I truly enjoyed the subject matter. I found EOD personnel to be super cool. I also felt like I was really good at my job and I was managing the heck out of the project. My leadership would look from on high and adorn me with a cloak of Job Well Done-ness. Shredded paper confetti would rain down on me and soon I’d no doubt be presented with a modest incremental salary adjustment (slightly over the rate of inflation) like all great world leaders receive after glorious missions. My pride and competitiveness oozed from my pores like jam from a squeezable bottle.
So, during one of our breaks when Master Sergeant He Who Shall Remain Nameless held up a similar e learning CD (yes, stand-alone e learning was once on these things called “compact discs” #datingmyself) waved it up in the air, described it as a Frisbee and then “colorfully” detailed that going through this learning was “a soul-sucking vortex…” I have to tell you, I had a real MOMENT.
You could substitute this story for any time in your life when you worked extraordinarily hard on something only to have someone look at it and say, “Meh.” For me it was the hours of prep, storyboard writing and managing a team that gave me the perception that I was contributing positively to someone’s learning. This is what I didn’t get. I confused “hard work” and well-written content with “this is going to be a super meaningful learning experience.” (Mind you, I probably could have used this self-generated insight in all facets of my life but it just happened to apply to my work at the time).

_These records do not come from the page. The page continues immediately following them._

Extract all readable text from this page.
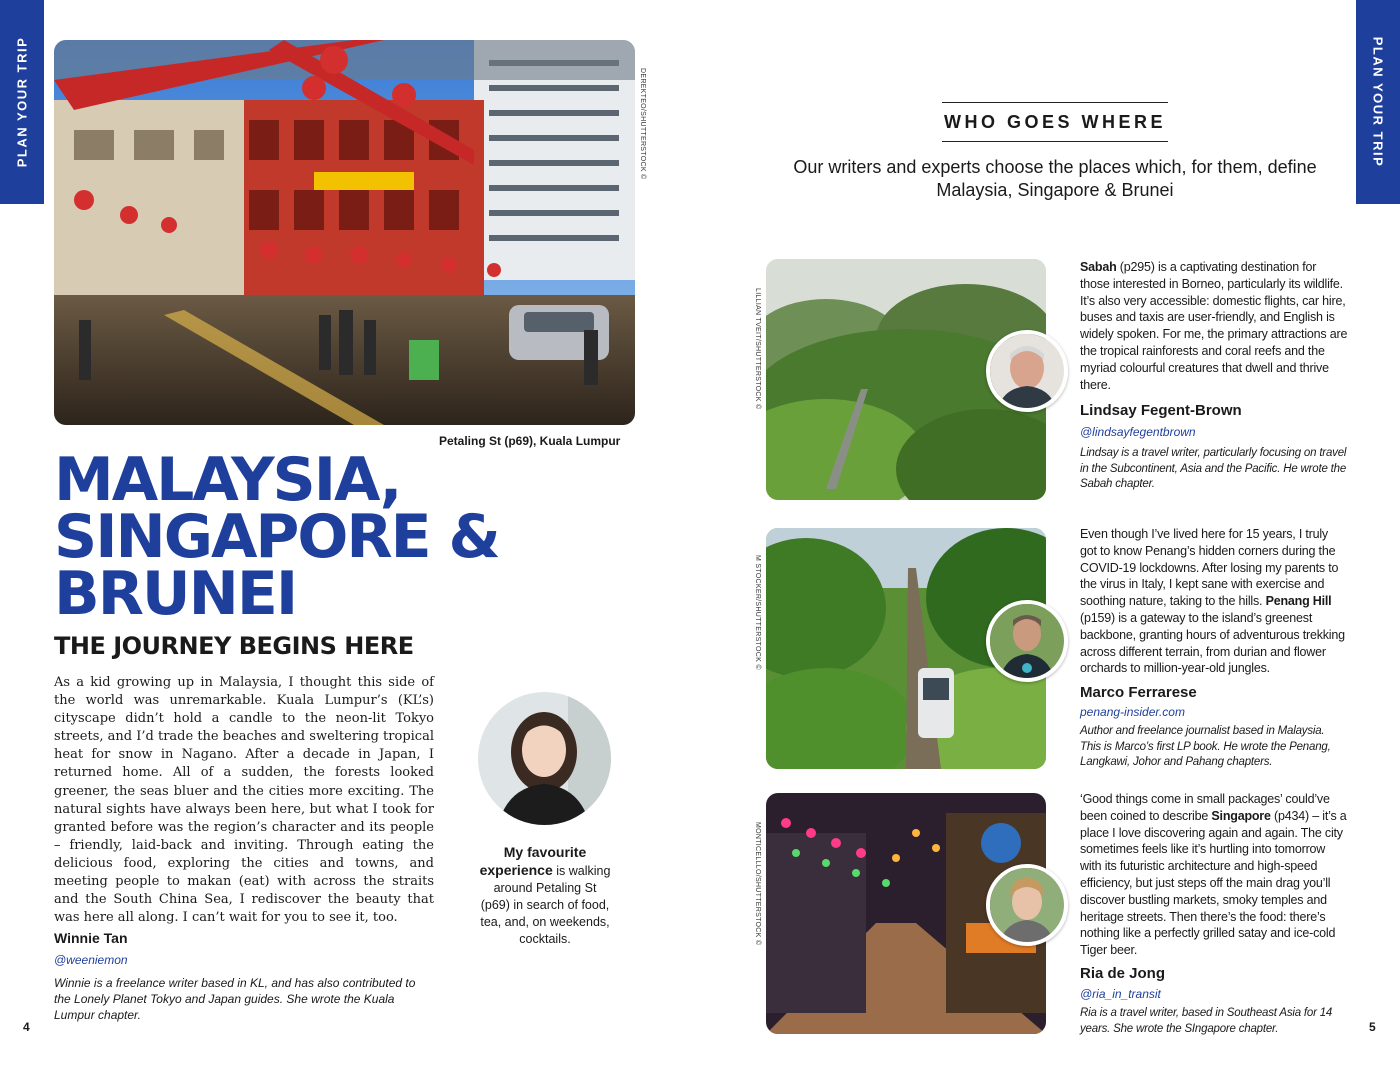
PLAN YOUR TRIP	PLAN YOUR TRIP
DEREKTEO/SHUTTERSTOCK ©
Petaling St (p69), Kuala Lumpur
MALAYSIA,
SINGAPORE &
BRUNEI
THE JOURNEY BEGINS HERE
As a kid growing up in Malaysia, I thought this side of the world was unremarkable. Kuala Lumpur’s (KL’s) cityscape didn’t hold a candle to the neon-lit Tokyo streets, and I’d trade the beaches and sweltering tropical heat for snow in Nagano. After a decade in Japan, I returned home. All of a sudden, the forests looked greener, the seas bluer and the cities more exciting. The natural sights have always been here, but what I took for granted before was the region’s character and its people – friendly, laid-back and inviting. Through eating the delicious food, exploring the cities and towns, and meeting people to makan (eat) with across the straits and the South China Sea, I rediscover the beauty that was here all along. I can’t wait for you to see it, too.
Winnie Tan
@weeniemon
Winnie is a freelance writer based in KL, and has also contributed to the Lonely Planet Tokyo and Japan guides. She wrote the Kuala Lumpur chapter.
My favourite experience is walking around Petaling St (p69) in search of food, tea, and, on weekends, cocktails.
WHO GOES WHERE
Our writers and experts choose the places which, for them, define Malaysia, Singapore & Brunei
LILLIAN TVEIT/SHUTTERSTOCK ©
Sabah (p295) is a captivating destination for those interested in Borneo, particularly its wildlife. It’s also very accessible: domestic flights, car hire, buses and taxis are user-friendly, and English is widely spoken. For me, the primary attractions are the tropical rainforests and coral reefs and the myriad colourful creatures that dwell and thrive there.
Lindsay Fegent-Brown
@lindsayfegentbrown
Lindsay is a travel writer, particularly focusing on travel in the Subcontinent, Asia and the Pacific. He wrote the Sabah chapter.
M STOCKER/SHUTTERSTOCK ©
Even though I’ve lived here for 15 years, I truly got to know Penang’s hidden corners during the COVID-19 lockdowns. After losing my parents to the virus in Italy, I kept sane with exercise and soothing nature, taking to the hills. Penang Hill (p159) is a gateway to the island’s greenest backbone, granting hours of adventurous trekking across different terrain, from durian and flower orchards to million-year-old jungles.
Marco Ferrarese
penang-insider.com
Author and freelance journalist based in Malaysia. This is Marco’s first LP book. He wrote the Penang, Langkawi, Johor and Pahang chapters.
MONTICELLLO/SHUTTERSTOCK ©
‘Good things come in small packages’ could’ve been coined to describe Singapore (p434) – it’s a place I love discovering again and again. The city sometimes feels like it’s hurtling into tomorrow with its futuristic architecture and high-speed efficiency, but just steps off the main drag you’ll discover bustling markets, smoky temples and heritage streets. Then there’s the food: there’s nothing like a perfectly grilled satay and ice-cold Tiger beer.
Ria de Jong
@ria_in_transit
Ria is a travel writer, based in Southeast Asia for 14 years. She wrote the SIngapore chapter.
4	5
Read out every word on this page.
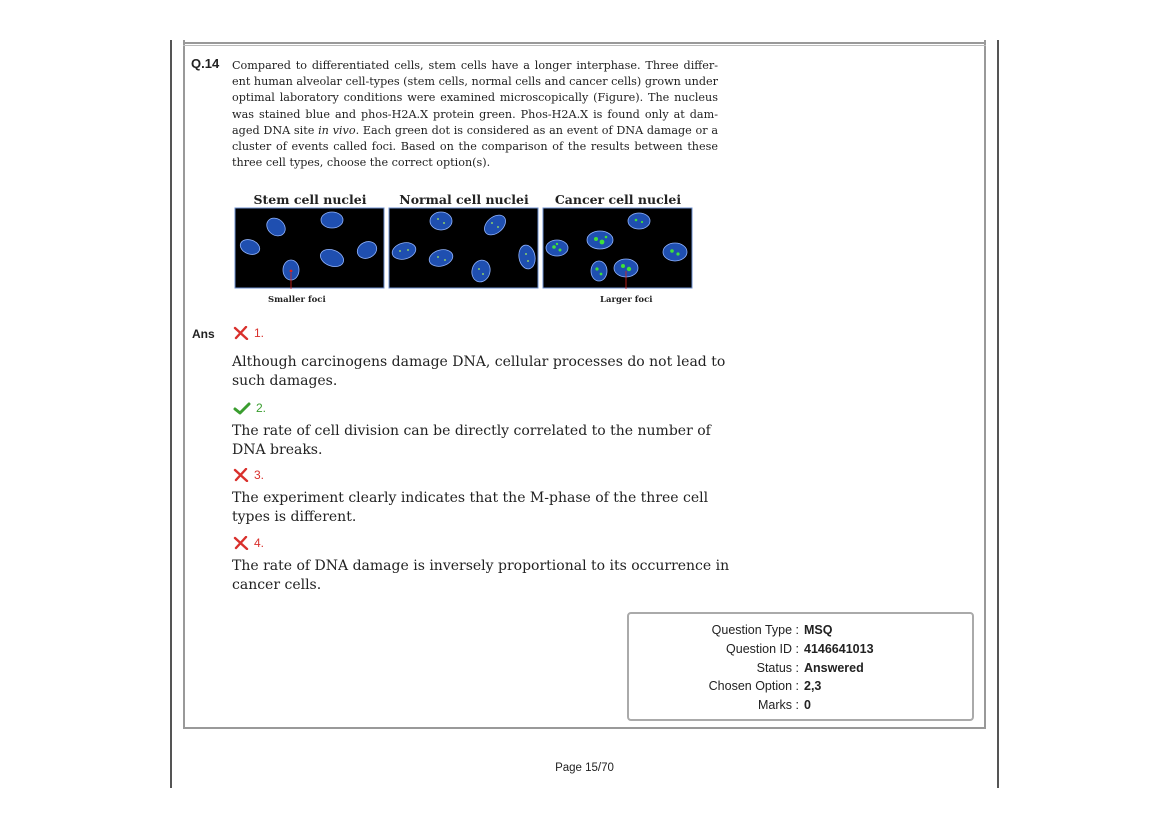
Q.14 Compared to differentiated cells, stem cells have a longer interphase. Three differ-ent human alveolar cell-types (stem cells, normal cells and cancer cells) grown under optimal laboratory conditions were examined microscopically (Figure). The nucleus was stained blue and phos-H2A.X protein green. Phos-H2A.X is found only at dam-aged DNA site in vivo. Each green dot is considered as an event of DNA damage or a cluster of events called foci. Based on the comparison of the results between these three cell types, choose the correct option(s).
Stem cell nuclei	Normal cell nuclei	Cancer cell nuclei
Smaller foci	Larger foci
Ans	1.
Although carcinogens damage DNA, cellular processes do not lead to such damages.
2.
The rate of cell division can be directly correlated to the number of DNA breaks.
3.
The experiment clearly indicates that the M-phase of the three cell types is different.
4.
The rate of DNA damage is inversely proportional to its occurrence in cancer cells.
Question Type : MSQ
Question ID : 4146641013
Status : Answered
Chosen Option : 2,3
Marks : 0
Page 15/70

It took a lot of chipping away at my own stubbornness and entrenched behaviors to realize that for career men and women who have a day job AND are required to do XYZ number of hours in continuous education that some types of learning and development training are often perceived as a soul-sucking vortex. Clicking from page upon page of content followed by the intermittent road-stop of a knowledge check plum full of corny canned feedback was akin to the absurdist groundhog-day landscape so brilliantly illuminated in Beckett’s Waiting for Godot.
This isn’t an indictment of e learning by any means. It’s more about the time and place as well as the need of the user persona. Back then, human-centered designed didn’t roll off the tongue and our focus was to meet the ask of the buying center and not the learner. How many times has that happened in one’s career? I’ve long promoted the use of a simple job-aid as a solution if it hits the mark. Modality has long been one of the great debates in our field but today, we like to start with the user.
Fast forward a bit and I’m no longer rocking in a corner. At least, not today. I primarily build leadership development training programs, business simulations and consult with people with some very serious strategic challenges. Like my colleague Marshall might tell you--people like playing “games” and exploring realities that make your brain...well, they make your brain work!
Auditing. Analytics. Engineering. Managing nuclear operators. Fighting wildfires. I’ve built leadership development training programs for all these diverse areas and too many more to name and I have to tell you that reflecting on life and the traps we all fall into (whether they are the oh-so-complex human dynamics of interacting with each other or modeling the ramifications and complexities of financial levers in multi-billion dollar organizations) is far from soul-sucking. But I do like that phrase and I will use it at a dinner party.